Supplementary Resources Mentioned

  • Vendor and organization resources:
    • Magnet Forensics: AXIOM toolkit and training information.
    • OSForensics: all-in-one forensic toolkit (price around 5,0005{,}000 per year).
    • Oxygen Forensics: mobile device forensics tool.
    • FTK Imager: free forensic imaging tool from Axis Data; capabilities include recovering deleted files and accessing data even on password-protected devices in some scenarios.
    • Celebrite/Cellebrite: mobile forensics tool with high cost; discussed as a potential barrier.
    • SANS Institute: provider of widely recognized cyber forensics certifications; Florida conference mentioned; resources on sands.org.
    • IASIS (International Association of Computer Investigative Specialists): two-week boot camp for beginners in May.
  • Academic and professional contacts:
    • Phil Knox (Iron Oak Discovery): provided potential certifications and pathways.
    • Charles (training lead) and Vaide (head of compute forensics) for internal training opportunities.
    • Two college professors who teach digital forensics (Des Moines and San Antonio) for additional training ideas and networking.
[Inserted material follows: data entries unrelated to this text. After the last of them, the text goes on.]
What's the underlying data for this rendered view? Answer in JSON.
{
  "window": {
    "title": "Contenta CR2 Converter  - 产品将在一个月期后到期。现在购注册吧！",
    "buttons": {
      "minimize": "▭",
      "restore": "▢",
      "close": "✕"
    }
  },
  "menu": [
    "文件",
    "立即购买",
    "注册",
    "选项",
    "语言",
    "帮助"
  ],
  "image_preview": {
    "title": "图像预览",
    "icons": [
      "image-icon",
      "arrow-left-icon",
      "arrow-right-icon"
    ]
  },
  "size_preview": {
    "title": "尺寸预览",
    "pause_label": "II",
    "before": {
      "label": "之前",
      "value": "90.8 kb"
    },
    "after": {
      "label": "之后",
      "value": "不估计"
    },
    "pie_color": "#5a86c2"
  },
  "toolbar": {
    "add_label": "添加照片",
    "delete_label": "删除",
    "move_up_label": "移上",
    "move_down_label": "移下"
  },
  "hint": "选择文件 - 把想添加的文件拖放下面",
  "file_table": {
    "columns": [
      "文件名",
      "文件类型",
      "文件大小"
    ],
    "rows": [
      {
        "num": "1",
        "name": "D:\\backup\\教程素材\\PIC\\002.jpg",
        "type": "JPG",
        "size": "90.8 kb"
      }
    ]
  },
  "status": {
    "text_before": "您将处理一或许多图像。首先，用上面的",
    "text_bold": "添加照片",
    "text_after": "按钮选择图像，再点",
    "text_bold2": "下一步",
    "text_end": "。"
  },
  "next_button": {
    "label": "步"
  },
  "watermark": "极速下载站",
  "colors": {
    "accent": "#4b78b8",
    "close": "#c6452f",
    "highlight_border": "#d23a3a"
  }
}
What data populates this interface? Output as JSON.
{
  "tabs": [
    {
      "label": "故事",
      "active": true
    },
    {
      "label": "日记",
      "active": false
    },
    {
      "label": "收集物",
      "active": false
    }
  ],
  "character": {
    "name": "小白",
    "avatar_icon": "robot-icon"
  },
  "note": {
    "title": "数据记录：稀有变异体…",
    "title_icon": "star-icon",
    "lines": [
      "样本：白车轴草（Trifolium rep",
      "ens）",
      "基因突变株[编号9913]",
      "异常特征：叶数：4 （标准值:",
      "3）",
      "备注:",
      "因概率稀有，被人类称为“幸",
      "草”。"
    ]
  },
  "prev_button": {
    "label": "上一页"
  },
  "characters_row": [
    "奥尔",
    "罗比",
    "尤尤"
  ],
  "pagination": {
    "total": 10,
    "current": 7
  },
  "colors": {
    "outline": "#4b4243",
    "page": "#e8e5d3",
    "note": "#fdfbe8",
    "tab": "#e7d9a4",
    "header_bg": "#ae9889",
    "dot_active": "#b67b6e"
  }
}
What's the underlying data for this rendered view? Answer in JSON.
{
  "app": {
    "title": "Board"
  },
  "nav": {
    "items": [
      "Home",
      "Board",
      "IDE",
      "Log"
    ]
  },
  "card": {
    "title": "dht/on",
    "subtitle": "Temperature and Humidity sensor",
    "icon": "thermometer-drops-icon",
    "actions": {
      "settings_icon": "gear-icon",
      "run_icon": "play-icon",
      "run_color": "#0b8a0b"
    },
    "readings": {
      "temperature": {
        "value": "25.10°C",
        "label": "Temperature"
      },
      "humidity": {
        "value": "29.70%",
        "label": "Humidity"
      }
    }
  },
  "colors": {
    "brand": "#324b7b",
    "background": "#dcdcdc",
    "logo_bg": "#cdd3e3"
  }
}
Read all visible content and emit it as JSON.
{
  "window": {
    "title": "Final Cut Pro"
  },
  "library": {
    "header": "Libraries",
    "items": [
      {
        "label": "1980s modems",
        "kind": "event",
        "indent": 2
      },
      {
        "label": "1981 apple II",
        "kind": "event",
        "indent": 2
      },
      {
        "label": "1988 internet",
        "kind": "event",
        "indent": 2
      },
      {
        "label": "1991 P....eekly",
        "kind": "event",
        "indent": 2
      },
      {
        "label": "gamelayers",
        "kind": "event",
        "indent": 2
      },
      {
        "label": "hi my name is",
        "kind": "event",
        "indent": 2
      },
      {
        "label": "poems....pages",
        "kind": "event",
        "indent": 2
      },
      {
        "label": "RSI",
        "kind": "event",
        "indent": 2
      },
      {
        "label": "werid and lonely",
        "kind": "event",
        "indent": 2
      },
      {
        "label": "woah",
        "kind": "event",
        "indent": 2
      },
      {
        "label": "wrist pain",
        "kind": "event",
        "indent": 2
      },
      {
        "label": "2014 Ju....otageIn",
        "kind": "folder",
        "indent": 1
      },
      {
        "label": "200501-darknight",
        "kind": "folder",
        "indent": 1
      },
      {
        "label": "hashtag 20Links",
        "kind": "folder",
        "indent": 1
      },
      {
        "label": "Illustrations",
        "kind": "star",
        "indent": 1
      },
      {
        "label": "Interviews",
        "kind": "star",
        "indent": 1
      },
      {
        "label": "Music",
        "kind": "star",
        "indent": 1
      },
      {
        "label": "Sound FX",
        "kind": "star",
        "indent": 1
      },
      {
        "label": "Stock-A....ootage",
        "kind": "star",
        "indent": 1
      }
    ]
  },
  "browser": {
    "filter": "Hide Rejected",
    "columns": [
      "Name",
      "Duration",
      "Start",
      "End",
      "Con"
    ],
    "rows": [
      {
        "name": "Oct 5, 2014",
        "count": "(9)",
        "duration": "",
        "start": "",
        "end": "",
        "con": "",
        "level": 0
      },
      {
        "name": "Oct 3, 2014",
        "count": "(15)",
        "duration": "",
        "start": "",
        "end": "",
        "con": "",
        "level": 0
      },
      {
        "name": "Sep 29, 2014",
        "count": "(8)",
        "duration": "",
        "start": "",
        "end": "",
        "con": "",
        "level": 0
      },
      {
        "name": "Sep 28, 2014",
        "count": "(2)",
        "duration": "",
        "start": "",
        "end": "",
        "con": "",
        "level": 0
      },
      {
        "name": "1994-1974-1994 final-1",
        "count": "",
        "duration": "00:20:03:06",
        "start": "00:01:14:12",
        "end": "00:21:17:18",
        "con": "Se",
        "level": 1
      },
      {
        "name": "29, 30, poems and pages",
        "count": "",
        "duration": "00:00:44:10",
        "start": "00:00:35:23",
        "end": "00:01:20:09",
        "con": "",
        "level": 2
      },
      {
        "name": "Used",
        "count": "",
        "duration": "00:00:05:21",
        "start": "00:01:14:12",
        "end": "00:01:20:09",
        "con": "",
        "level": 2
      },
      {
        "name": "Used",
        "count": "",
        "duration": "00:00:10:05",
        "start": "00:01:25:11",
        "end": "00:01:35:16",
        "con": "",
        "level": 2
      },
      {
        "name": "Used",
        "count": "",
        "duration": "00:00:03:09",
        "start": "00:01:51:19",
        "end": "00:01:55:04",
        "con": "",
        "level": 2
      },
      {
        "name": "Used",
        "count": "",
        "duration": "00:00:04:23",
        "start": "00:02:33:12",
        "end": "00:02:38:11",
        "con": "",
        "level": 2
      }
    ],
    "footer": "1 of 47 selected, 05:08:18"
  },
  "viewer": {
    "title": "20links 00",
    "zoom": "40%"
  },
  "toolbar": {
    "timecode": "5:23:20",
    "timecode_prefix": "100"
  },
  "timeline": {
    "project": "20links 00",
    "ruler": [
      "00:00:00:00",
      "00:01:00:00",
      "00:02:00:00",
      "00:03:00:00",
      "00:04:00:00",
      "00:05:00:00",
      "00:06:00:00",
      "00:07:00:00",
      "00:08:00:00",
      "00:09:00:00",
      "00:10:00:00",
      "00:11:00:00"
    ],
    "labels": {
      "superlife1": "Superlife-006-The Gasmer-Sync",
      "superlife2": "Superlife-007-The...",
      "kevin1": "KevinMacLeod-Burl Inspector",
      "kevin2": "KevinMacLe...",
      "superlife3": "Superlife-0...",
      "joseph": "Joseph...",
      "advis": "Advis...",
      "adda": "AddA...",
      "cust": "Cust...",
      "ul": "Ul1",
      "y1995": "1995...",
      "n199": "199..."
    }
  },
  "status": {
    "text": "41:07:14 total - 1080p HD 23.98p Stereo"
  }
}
Notable Dialog Points and Practical Takeaways

  • The field blends investigative rigor with technical tooling; non-IT backgrounds (e.g., psychology, feminist political theory) can contribute strong analytical thinking and a questioning mindset beneficial to forensics.
  • Initial evidence handling and imaging are foundational; mistakes early on can undermine later analysis and legal admissibility.
  • There is a spectrum of roles—from direct forensic examiner to IT-side support and incident response—where an entry-level candidate might contribute while gaining experience.
  • Financial considerations heavily influence certification decisions; employer sponsorship can significantly reduce personal cost, especially for students.
  • Real-world opportunities exist to gain hands-on experience through internships, audits of training sessions, and early access to trial licenses for forensic tools.
  • Networking with academics and industry professionals is emphasized as a strategic path to uncover additional opportunities and guidance.

Key Takeaways to Remember

  • DFIR is an integrated field combining digital forensics with incident response.
  • Evidence preservation and forensic imaging are non-negotiable first steps in investigations.
  • A balance between civil and law-enforcement paths exists; practical experience will guide the best fit.
  • Start with low-cost or employer-supported training, then progressively obtain tool-specific certifications.
  • Leverage interdisciplinary strengths (e.g., psychology, analysis, attention to detail) to differentiate in the forensics field.